Poluição luminosa e propagação da luz artificial na atmosfera influenciam o relógio biológico humano

Jeffrey C. Hall, Michael Rosbash e Michael W. Young, receberam o Nobel da Medicina pelas suas descobertas dos mecanismos moleculares que controlam os ritmos circadianos.

04 outubro, 2017≈ 5 mins de leitura

© DR

A 2 de outubro, o Comité Nobel da Fisiologia ou Medicina anunciou o Prémio de Medicina de 2017, atribuído a três investigadores, Jeffrey C. Hall, Michael Rosbash e Michael W. Young, pelas descobertas dos mecanismos moleculares que controlam os ritmos circadianos.

Mas o que são os ritmos circadianos e como influenciam a vida das pessoas? “O ritmo circadiano – ou circadiário, que significa “cerca de um dia” – é o relógio biológico do ser humano e da maior parte dos seres vivos. Desde os primórdios da vida na Terra que os organismos funcionam num regime dia-noite de aproximadamente 24 horas, ou seja, claridade–escuridão, com um conjunto de funções biológicas específicas e distintas tomando lugar de dia ou de noite”, explica o investigador do Centro de Investigação da Terra e do Espaço da Universidade de Coimbra (CITEUC), Raul Cerveira Lima.

A poluição luminosa, a propagação da luz na atmosfera, a medição e análise da luz ambiente em sítios e o estudo dos impactos da luz têm sido algumas das matérias de investigação no CITEUC.

“O crescimento demográfico mundial, aliado a uma ausência de valorização dos impactos da poluição luminosa – o que levou a práticas inadequadas de iluminação pública, privada e cénica –, deu origem à situação actual, onde o céu nocturno nunca esteve tão iluminado, a um nível global” salienta o investigador. Raul Cerveira Lima acrescenta ainda que “Portugal não é excepção, apesar da relativa estagnação do crescimento demográfico. No caso das cidades, por exemplo, a noite escura deixou de existir”.

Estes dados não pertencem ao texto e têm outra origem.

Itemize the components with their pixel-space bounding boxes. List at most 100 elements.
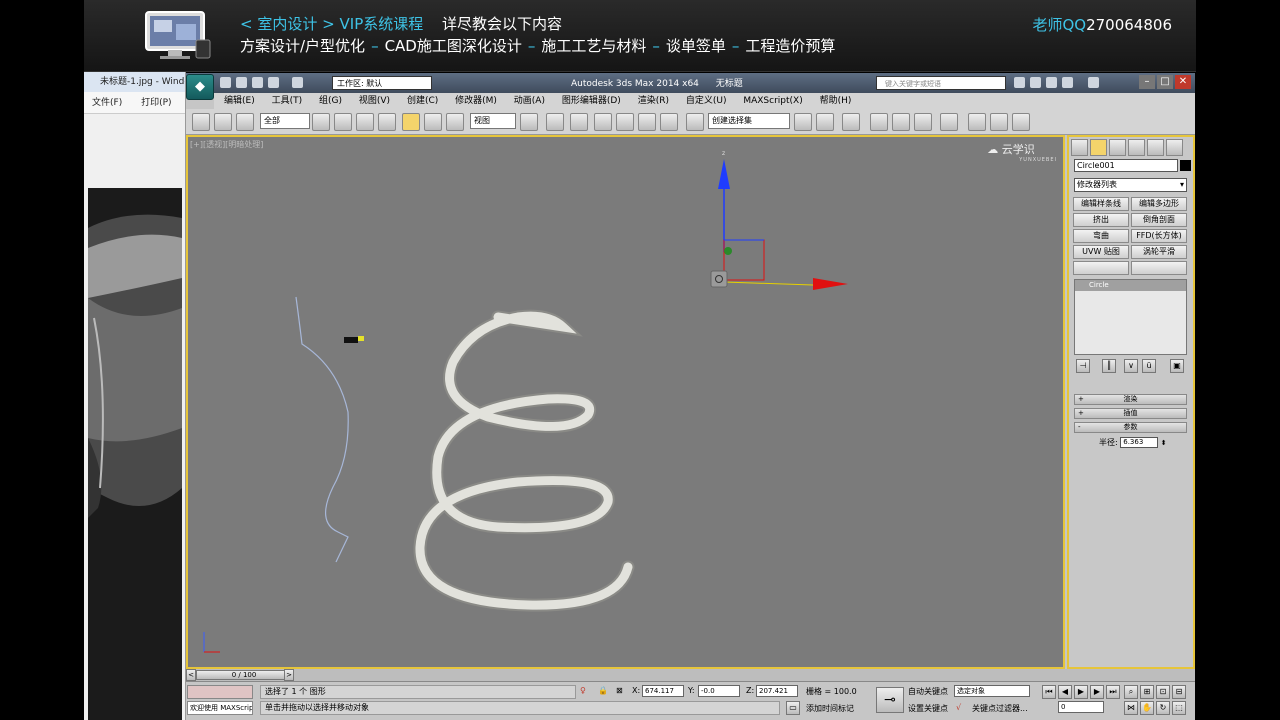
select-manipulate-icon[interactable] xyxy=(546,113,564,131)
play-icon[interactable]: ▶ xyxy=(1074,685,1088,699)
pin-stack-icon[interactable]: ⊣ xyxy=(1076,359,1090,373)
time-tag-icon[interactable]: ▭ xyxy=(786,701,800,715)
menu-modifiers[interactable]: 修改器(M) xyxy=(455,96,497,106)
reference-coord-dropdown[interactable]: 视图 xyxy=(470,113,516,129)
set-key-button[interactable]: 设置关键点 xyxy=(908,703,948,714)
helix-spring[interactable] xyxy=(413,309,635,612)
auto-key-button[interactable]: 自动关键点 xyxy=(908,686,948,697)
close-button[interactable]: ✕ xyxy=(1175,75,1191,89)
select-object-icon[interactable] xyxy=(312,113,330,131)
select-scale-icon[interactable] xyxy=(446,113,464,131)
modifier-list-dropdown[interactable]: 修改器列表 xyxy=(1074,178,1187,192)
perspective-viewport[interactable]: [+][透视][明暗处理] ☁ 云学识 YUNXUEBEI z xyxy=(186,135,1065,669)
layer-manager-icon[interactable] xyxy=(842,113,860,131)
line-shape[interactable] xyxy=(295,296,349,563)
modifier-button[interactable]: 编辑样条线 xyxy=(1073,197,1129,211)
menu-rendering[interactable]: 渲染(R) xyxy=(638,96,669,106)
y-axis-handle[interactable] xyxy=(724,247,732,255)
workspace-dropdown[interactable]: 工作区: 默认 xyxy=(332,76,432,90)
bind-spacewarp-icon[interactable] xyxy=(236,113,254,131)
x-coordinate-field[interactable]: 674.117 xyxy=(642,685,684,697)
select-move-icon[interactable] xyxy=(402,113,420,131)
star-icon[interactable] xyxy=(1062,77,1073,88)
pivot-handle[interactable] xyxy=(710,270,728,288)
camera-object-icon[interactable] xyxy=(344,336,364,343)
render-production-icon[interactable] xyxy=(1012,113,1030,131)
new-icon[interactable] xyxy=(220,77,231,88)
modifier-button[interactable]: 倒角剖面 xyxy=(1131,213,1187,227)
material-editor-icon[interactable] xyxy=(940,113,958,131)
go-to-start-icon[interactable]: ⏮ xyxy=(1042,685,1056,699)
object-color-swatch[interactable] xyxy=(1180,160,1191,171)
make-unique-icon[interactable]: ∨ xyxy=(1124,359,1138,373)
key-filters-button[interactable]: 关键点过滤器... xyxy=(972,703,1028,714)
minimize-button[interactable]: – xyxy=(1139,75,1155,89)
time-slider-track[interactable]: < 0 / 100 > xyxy=(186,669,1195,681)
y-coordinate-field[interactable]: -0.0 xyxy=(698,685,740,697)
zoom-extents-icon[interactable]: ⊡ xyxy=(1156,685,1170,699)
user-icon[interactable] xyxy=(1046,77,1057,88)
radius-spinner-icon[interactable]: ⬍ xyxy=(1161,439,1167,447)
menu-print[interactable]: 打印(P) xyxy=(141,98,171,108)
z-coordinate-field[interactable]: 207.421 xyxy=(756,685,798,697)
undo-icon[interactable] xyxy=(268,77,279,88)
pan-icon[interactable]: ✋ xyxy=(1140,701,1154,715)
z-axis-arrow[interactable] xyxy=(718,159,730,189)
set-key-icon[interactable]: ⊸ xyxy=(876,687,904,713)
radius-input[interactable]: 6.363 xyxy=(1120,437,1159,448)
time-slider-left[interactable]: < xyxy=(186,669,196,681)
utilities-tab-icon[interactable] xyxy=(1166,139,1183,156)
curve-editor-icon[interactable] xyxy=(892,113,910,131)
rendered-frame-icon[interactable] xyxy=(990,113,1008,131)
show-end-result-icon[interactable]: ║ xyxy=(1102,359,1116,373)
add-time-tag[interactable]: 添加时间标记 xyxy=(806,703,854,714)
spinner-snap-icon[interactable] xyxy=(660,113,678,131)
rollout-rendering[interactable]: + 渲染 xyxy=(1074,394,1187,405)
maximize-button[interactable]: □ xyxy=(1157,75,1173,89)
go-to-end-icon[interactable]: ⏭ xyxy=(1106,685,1120,699)
open-icon[interactable] xyxy=(236,77,247,88)
edit-named-selection-icon[interactable] xyxy=(686,113,704,131)
modifier-button-empty[interactable] xyxy=(1131,261,1187,275)
move-gizmo[interactable]: z xyxy=(710,150,848,290)
help-icon[interactable] xyxy=(1088,77,1099,88)
menu-maxscript[interactable]: MAXScript(X) xyxy=(743,96,802,106)
named-selection-dropdown[interactable]: 创建选择集 xyxy=(708,113,790,129)
unlink-icon[interactable] xyxy=(214,113,232,131)
modifier-stack[interactable]: Circle xyxy=(1074,279,1187,355)
modifier-button[interactable]: 弯曲 xyxy=(1073,229,1129,243)
isolate-icon[interactable]: ♀ xyxy=(580,686,586,695)
select-by-name-icon[interactable] xyxy=(334,113,352,131)
menu-views[interactable]: 视图(V) xyxy=(359,96,390,106)
redo-icon[interactable] xyxy=(292,77,303,88)
menu-graph-editors[interactable]: 图形编辑器(D) xyxy=(562,96,621,106)
current-frame-field[interactable]: 0 xyxy=(1058,701,1104,713)
percent-snap-icon[interactable] xyxy=(638,113,656,131)
rect-selection-icon[interactable] xyxy=(356,113,374,131)
menu-create[interactable]: 创建(C) xyxy=(407,96,438,106)
selection-filter-dropdown[interactable]: 全部 xyxy=(260,113,310,129)
menu-group[interactable]: 组(G) xyxy=(319,96,342,106)
absolute-mode-icon[interactable]: ⊠ xyxy=(616,686,623,695)
hierarchy-tab-icon[interactable] xyxy=(1109,139,1126,156)
save-icon[interactable] xyxy=(252,77,263,88)
select-rotate-icon[interactable] xyxy=(424,113,442,131)
angle-snap-icon[interactable] xyxy=(616,113,634,131)
object-name-field[interactable]: Circle001 xyxy=(1074,159,1178,172)
menu-tools[interactable]: 工具(T) xyxy=(272,96,303,106)
key-search-icon[interactable] xyxy=(1030,77,1041,88)
modifier-button[interactable]: 编辑多边形 xyxy=(1131,197,1187,211)
previous-frame-icon[interactable]: ◀ xyxy=(1058,685,1072,699)
rollout-interpolation[interactable]: + 插值 xyxy=(1074,408,1187,419)
lock-selection-icon[interactable]: 🔒 xyxy=(598,686,608,695)
modifier-button[interactable]: UVW 贴图 xyxy=(1073,245,1129,259)
modifier-button[interactable]: 挤出 xyxy=(1073,213,1129,227)
stack-item-circle[interactable]: Circle xyxy=(1075,280,1186,291)
modifier-button[interactable]: FFD(长方体) xyxy=(1131,229,1187,243)
modify-tab-icon[interactable] xyxy=(1090,139,1107,156)
zoom-all-icon[interactable]: ⊞ xyxy=(1140,685,1154,699)
rollout-parameters[interactable]: - 参数 xyxy=(1074,422,1187,433)
zoom-icon[interactable]: ⌕ xyxy=(1124,685,1138,699)
create-tab-icon[interactable] xyxy=(1071,139,1088,156)
menu-animation[interactable]: 动画(A) xyxy=(514,96,545,106)
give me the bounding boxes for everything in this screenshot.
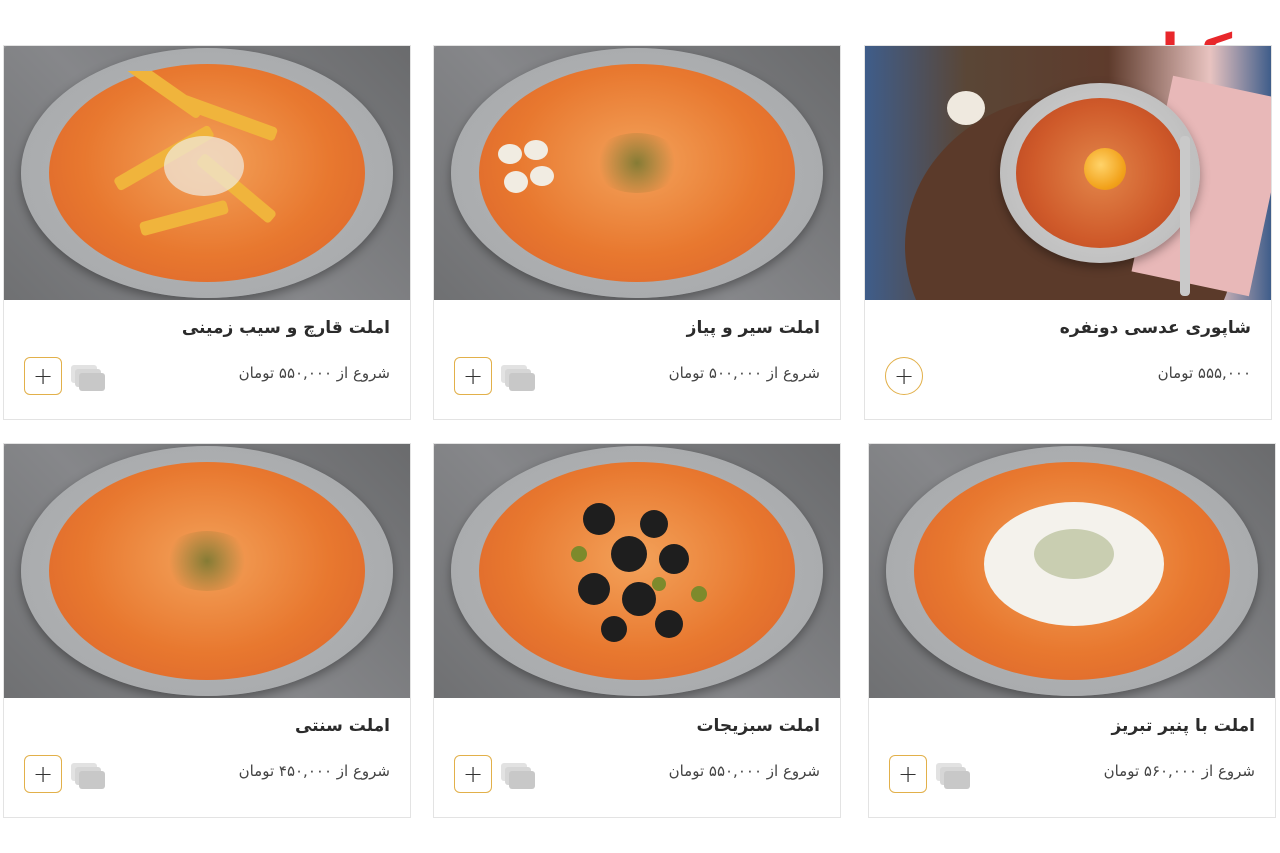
product-title[interactable]: املت سنتی	[295, 716, 390, 736]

Para o investigador, as consequências não são exclusivas da astronomia profissional. Raul Cerveira Lima refere que a poluição luminosa tem diversos impactos no excesso de luz artificial à noite na fauna e na flora, além de impactos na economia, no uso de recursos naturais supérfluos e consequente contribuição para as alterações climáticas. “Não menos importante, estão em estudo diversos efeitos patológicos prováveis no ser humano, sendo cada vez maior o número de artigos científicos publicados nesta área, relevando o interesse crescente na relação entre luz, ritmos circadianos e patologias”, finaliza Raul Cerveira Lima.

Segundo a diretora da Clínica Universitária de Endocrinologia da Faculdade de Medicina da Universidade de Coimbra (FMUC), Leonor Gomes, a saúde e bem-estar são afetados quando há uma desregulação e disrupção entre o meio ambiente externo e o relógio biológico interno. “Este processo pode ser pontual, como são exemplo as perturbações causadas pelos diferentes fusos horários que uma pessoa que viaja atravessa (jet lag), ou crónico podendo levar à interrupção da normal fisiologia e surgimento da doença”, refere. “Nos humanos o desalinhamento circadiano induzido pela privação do sono tem sido associado a marcadores de resistência à insulina e inflamação podendo levar a doenças metabólicas (obesidade e diabetes mellitus), doenças neurodegenerativas ou cancro. Por outro lado, estados fisiológicos como o envelhecimento, e as próprias doenças podem também afetar o ritmo circadiano”, explica Leonor Gomes.

Para a docente da FMUC, o conhecimento do relógio biológico abre uma oportunidade para tratamentos baseados na ritmicidade circadiana. “Várias abordagens genéticas atuando nos genes reguladores dos relógios biológicos associadas a técnicas comportamentais poderão modificar hábitos errados de sono e de comportamento alimentar”. De acordo com Leonor Gomes, a “cronoterapia tem sido tentada em diversas áreas, como no restabelecimento do ritmo circadiano e do sono, hipertensão arterial, artrite reumatoide, doenças inflamatórias, depressão e cancro. O valor da sua eficácia requer estudos mais aprofundados e de maior evidência científica”, finaliza a responsável.